New England Revolution Game – Foxboro, MA
Soccer is widely known as the world’s most popular sport. Played on some level by every country in the world, soccer is so popular that the 2010 World Cup television and Internet audience was estimated at 28 billion total viewers worldwide. To put that into perspective, there are about 7 billion people in this world, so each and every human being on this planet watched an average of 4 games of the 2010 World Cup.
In the US it’s a different story though. While the United States has more official soccer players than any country in the world at nearly 18 million people (14 million players being under the age of 18), the sport currently sits entrenched in fifth place on America’s sports popularity scale. Behind football, basketball, baseball, and hockey, professional soccer just hasn’t caught America’s hearts like other sports have. Throw in NASCAR, and soccer is pushed even further back. For whatever the reason (low scoring, not as “exciting” as other sports, lower quality of play in the US to name just a few reasons), it just hasn’t gained much popularity over the years.
Although games like soccer have been played for thousands of years, the game as we know it today was formally adopted in England in 1863 and termed “association football”. By this time in America baseball was already established as a growing sport, American football was taking its early first steps, and basketball was only a few years away from being invented.

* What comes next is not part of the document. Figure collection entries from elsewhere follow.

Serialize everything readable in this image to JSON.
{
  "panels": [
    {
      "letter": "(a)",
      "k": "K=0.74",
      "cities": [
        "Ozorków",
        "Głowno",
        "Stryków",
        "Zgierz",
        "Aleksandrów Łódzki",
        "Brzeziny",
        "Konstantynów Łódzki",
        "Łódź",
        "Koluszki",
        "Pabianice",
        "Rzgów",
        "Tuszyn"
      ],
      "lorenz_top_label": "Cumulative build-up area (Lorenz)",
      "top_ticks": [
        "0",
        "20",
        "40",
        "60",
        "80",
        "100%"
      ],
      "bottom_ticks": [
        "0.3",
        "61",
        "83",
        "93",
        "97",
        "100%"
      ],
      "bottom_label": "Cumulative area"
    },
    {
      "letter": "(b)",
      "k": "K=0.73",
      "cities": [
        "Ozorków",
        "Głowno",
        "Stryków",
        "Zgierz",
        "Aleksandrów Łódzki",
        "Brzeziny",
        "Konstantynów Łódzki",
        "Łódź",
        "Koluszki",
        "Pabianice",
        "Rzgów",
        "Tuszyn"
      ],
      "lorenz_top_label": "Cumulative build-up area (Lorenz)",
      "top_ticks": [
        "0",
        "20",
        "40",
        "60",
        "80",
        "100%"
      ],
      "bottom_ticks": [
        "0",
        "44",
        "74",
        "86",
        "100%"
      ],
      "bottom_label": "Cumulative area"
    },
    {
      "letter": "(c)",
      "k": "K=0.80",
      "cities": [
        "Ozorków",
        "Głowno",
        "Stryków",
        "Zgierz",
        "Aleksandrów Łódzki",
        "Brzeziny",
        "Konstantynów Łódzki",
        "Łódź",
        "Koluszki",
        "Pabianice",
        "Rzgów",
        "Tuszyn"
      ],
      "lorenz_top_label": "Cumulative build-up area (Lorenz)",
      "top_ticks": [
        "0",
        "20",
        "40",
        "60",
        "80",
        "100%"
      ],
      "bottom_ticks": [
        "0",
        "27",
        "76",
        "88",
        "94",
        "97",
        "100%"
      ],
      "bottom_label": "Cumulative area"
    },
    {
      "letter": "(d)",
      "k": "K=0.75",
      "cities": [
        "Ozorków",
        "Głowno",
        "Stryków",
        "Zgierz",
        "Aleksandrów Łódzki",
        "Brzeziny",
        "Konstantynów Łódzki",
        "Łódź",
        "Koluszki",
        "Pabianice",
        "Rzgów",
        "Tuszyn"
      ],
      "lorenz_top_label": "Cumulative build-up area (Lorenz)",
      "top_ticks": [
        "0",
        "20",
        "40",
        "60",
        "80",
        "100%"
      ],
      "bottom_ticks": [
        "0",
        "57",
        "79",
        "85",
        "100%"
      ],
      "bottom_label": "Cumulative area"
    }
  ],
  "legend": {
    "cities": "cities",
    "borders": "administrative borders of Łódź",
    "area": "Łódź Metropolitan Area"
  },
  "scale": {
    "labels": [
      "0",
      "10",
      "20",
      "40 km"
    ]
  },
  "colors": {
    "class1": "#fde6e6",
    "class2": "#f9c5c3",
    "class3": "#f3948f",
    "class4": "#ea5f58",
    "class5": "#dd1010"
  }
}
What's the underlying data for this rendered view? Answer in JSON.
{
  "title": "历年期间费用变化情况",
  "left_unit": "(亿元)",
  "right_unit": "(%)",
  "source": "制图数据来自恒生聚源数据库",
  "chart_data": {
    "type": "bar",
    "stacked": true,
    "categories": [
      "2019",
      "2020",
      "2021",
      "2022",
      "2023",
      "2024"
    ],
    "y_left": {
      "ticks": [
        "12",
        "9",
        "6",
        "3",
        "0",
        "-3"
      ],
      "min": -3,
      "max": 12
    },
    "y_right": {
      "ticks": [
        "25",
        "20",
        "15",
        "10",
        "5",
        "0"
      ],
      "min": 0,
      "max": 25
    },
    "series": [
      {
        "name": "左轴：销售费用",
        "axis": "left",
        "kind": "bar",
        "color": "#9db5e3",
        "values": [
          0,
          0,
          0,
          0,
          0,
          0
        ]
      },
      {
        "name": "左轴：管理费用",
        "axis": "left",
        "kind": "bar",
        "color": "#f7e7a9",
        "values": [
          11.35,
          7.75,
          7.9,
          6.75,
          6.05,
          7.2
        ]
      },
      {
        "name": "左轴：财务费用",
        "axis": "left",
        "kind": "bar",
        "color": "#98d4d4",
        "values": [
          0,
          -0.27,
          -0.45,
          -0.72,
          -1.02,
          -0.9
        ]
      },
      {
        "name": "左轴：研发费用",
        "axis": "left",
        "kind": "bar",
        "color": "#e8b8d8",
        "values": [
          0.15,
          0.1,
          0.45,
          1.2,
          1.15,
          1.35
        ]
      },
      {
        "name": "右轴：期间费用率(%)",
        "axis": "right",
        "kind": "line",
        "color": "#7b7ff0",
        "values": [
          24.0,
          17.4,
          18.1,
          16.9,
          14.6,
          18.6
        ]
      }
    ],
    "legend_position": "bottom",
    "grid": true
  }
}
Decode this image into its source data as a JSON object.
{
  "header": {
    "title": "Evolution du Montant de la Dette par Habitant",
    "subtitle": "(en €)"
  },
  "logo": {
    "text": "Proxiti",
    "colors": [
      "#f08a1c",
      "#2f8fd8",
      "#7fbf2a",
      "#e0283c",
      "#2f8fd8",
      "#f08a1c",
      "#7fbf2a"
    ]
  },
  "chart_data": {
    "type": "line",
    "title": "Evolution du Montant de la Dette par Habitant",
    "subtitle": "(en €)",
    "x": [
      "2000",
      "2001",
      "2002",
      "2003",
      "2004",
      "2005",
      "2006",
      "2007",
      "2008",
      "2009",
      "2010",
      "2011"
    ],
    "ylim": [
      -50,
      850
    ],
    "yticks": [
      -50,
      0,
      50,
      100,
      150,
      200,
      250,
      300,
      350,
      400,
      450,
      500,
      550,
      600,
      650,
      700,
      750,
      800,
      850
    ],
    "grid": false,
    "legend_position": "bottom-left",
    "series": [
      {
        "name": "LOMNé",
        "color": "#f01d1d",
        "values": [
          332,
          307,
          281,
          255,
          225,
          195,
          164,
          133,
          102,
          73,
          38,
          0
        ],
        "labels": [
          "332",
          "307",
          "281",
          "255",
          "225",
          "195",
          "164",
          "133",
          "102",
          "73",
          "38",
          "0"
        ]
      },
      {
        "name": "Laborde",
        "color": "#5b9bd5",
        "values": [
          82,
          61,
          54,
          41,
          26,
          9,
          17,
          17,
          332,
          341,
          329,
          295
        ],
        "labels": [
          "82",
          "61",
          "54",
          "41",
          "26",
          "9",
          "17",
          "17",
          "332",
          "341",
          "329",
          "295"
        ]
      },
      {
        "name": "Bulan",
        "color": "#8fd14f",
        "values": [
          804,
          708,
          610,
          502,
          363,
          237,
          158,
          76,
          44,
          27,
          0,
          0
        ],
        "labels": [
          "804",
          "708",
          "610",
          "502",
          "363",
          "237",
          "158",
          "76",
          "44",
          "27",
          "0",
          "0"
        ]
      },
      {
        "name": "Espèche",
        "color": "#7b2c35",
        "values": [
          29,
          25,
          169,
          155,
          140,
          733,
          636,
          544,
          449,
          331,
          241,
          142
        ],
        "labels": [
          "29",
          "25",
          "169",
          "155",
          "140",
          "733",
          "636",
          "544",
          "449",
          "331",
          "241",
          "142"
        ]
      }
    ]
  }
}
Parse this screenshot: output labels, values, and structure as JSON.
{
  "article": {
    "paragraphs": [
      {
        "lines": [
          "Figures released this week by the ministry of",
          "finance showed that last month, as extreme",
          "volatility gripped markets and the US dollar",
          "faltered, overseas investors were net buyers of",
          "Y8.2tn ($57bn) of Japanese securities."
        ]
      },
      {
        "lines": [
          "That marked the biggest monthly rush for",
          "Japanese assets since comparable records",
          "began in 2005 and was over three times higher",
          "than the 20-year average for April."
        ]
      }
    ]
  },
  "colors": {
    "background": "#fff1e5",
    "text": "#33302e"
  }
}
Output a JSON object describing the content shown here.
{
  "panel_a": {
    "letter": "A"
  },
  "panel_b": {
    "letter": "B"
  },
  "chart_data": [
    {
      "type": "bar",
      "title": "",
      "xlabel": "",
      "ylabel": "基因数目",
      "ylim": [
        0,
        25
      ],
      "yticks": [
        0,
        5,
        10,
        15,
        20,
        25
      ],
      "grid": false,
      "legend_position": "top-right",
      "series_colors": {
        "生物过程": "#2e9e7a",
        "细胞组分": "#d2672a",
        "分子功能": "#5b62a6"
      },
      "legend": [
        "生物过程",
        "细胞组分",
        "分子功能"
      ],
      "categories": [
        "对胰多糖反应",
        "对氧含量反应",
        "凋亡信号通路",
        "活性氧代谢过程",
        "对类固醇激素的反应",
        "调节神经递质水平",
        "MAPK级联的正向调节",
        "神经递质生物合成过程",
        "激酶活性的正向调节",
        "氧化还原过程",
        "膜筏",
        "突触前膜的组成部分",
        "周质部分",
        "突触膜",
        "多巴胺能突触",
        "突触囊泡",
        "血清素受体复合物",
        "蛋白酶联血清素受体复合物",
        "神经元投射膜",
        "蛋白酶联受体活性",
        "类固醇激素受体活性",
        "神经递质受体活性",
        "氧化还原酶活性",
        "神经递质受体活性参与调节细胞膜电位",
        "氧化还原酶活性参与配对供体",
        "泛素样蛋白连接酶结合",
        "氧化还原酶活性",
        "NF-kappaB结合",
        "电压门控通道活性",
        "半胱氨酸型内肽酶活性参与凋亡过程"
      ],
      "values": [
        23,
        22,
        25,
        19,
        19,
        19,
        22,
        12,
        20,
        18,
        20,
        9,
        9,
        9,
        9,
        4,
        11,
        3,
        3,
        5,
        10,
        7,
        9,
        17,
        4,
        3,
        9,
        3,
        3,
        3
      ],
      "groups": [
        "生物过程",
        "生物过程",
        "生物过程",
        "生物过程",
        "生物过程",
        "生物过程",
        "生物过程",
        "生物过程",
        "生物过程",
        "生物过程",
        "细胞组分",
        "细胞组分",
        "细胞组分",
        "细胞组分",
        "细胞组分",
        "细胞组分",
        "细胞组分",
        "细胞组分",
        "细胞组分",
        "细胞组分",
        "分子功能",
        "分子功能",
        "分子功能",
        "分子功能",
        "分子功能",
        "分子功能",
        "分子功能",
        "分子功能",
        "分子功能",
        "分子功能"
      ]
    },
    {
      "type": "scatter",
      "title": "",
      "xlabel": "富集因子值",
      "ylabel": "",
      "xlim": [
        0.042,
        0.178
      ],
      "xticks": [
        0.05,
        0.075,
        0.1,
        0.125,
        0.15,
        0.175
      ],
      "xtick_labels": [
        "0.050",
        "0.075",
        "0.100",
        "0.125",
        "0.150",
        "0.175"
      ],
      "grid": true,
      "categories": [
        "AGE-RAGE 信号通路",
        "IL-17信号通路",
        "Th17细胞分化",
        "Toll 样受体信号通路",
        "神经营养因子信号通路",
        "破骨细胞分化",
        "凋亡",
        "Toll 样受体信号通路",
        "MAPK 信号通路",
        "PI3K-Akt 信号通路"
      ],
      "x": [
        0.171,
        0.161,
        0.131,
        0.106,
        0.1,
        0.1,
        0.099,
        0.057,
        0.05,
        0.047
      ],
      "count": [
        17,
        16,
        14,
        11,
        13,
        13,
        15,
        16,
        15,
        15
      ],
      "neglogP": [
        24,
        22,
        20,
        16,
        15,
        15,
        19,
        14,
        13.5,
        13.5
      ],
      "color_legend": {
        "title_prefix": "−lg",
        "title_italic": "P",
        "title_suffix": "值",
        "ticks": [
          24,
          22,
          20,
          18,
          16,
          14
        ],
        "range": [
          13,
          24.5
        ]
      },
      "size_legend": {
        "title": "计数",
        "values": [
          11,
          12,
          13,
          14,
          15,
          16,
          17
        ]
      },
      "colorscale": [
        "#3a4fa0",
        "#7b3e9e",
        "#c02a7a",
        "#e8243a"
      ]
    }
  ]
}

With so many sporting opportunities happening at once, it’s easy to see how soccer could get lost in the mix. It’s easy to love soccer and be a fanatic when it’s the biggest and sometimes only sport in your country. It’s a little bit more difficult to do so when nearly all of your country’s greatest athletes are playing different sports.
So who’s out there watching Major League Soccer games and buying tickets, allowing the sport to even be relevant at all in the US? It’s a small group of passionate die hard fans from each city and for each team. They’re out there, constantly telling everyone that soccer is the “next biggest thing in America”, or that it’s just about to take over the 4th spot from hockey. These fans have often been with the team since its beginning, play soccer themselves, and are as big if not bigger international soccer fans. These avid supporters formed groups and clubs, and can often be seen at games behind on of the goals waving flags, beating drums, blowing horns, and singing songs during the entire game. Every team has them, and without these groups of fans, the MLS would have a tough time staying relevant, and an even tougher time staying financially viable.
For the New England Revolution, it’s the Midnight Riders, Rebellion, and Revs Army. All of the groups sit in the north end of the stadium behind the goal in an area they call “The Fort”, and generally lose their mind throughout the entire game. With all of the drum banging, singing, and cheering, your ears will leave thinking that you’ve just been to a rock concert. The supporters groups are made up of men and women from all walks of life; we met teachers, bankers, businessmen, scientists, college students and even a statistical guru who writes for mlssoccer.net. But they all share a common love of both soccer and their team, the Revs.
After finding out that there was no public transportation out to Foxboro (45 minutes outside of Boston), and having the RV already parked for the week, we hitched a ride with the Midnight Riders who had chartered a bus to the game. It was their first foray into running a supporters’ bus, and lucky for us it happened to be the game we were attending. As you can imagine, this was probably the best thing to happen to us, as it became a perfect way to interact with fans, and truly understand the sport and the area that supports it. And unlike some teams, it is an “area” of a fanbase rather than a city. Nearly half of everyone we talked to didn’t live in Boston, but have traveled from places like western Massachusetts, New Hampshire, Rhode Island, and other parts of the New England area.
We got to the stadium and were greeted by even more Midnight Riders who’d set up a tailgate along the lines of a football game. Sharing great food, drinks, and camaraderie, the excitement for the game built as kickoff approached. Some Riders talked about new player signings, while others discussed goings on in MLS or the international soccer scene. It became clear that this group of people were finally allowed to unleash their passion for soccer among other like minded individuals.
As for the game itself, Revs fans were rewarded with a 2-0 win over the rival New York Red Bulls in a game where the Revs dominated nearly every aspect of the game. In the second half fans sitting in The Fort were treated to a goal right in front of them by their newest player and late-game substitute Jerry Bengston, which sent the section into a frenzy.
But the vestiges of how the MLS started and what level its on is still visible in Foxboro. I went to the first ever LA Galaxy game in the Rose Bowl back in 1996, at a time when nearly every MLS team played in a football stadium. Today most clubs have their own soccer-specific stadium, but the Revs still play at Gillette Stadium, home to the owner’s other team, the New England Patriots. When 13,000 people sit in a 75,000 seat stadium, it looks like there’s about 10 people there, and doesn’t necessarily create the best atmosphere.
Of course, that doesn’t really matter to the die hard soccer fans though. They come, they cheer, and they support. They tell everyone who’ll listen about the merits of the “beautiful game”. They charter buses when the city decides that running a train to the stadium isn’t important enough. In a society that has soccer 5th on its public consciousness, this tailgate, this game, and The Fort become the opportunity for avid fans to feel that their soccer-love is finally on top.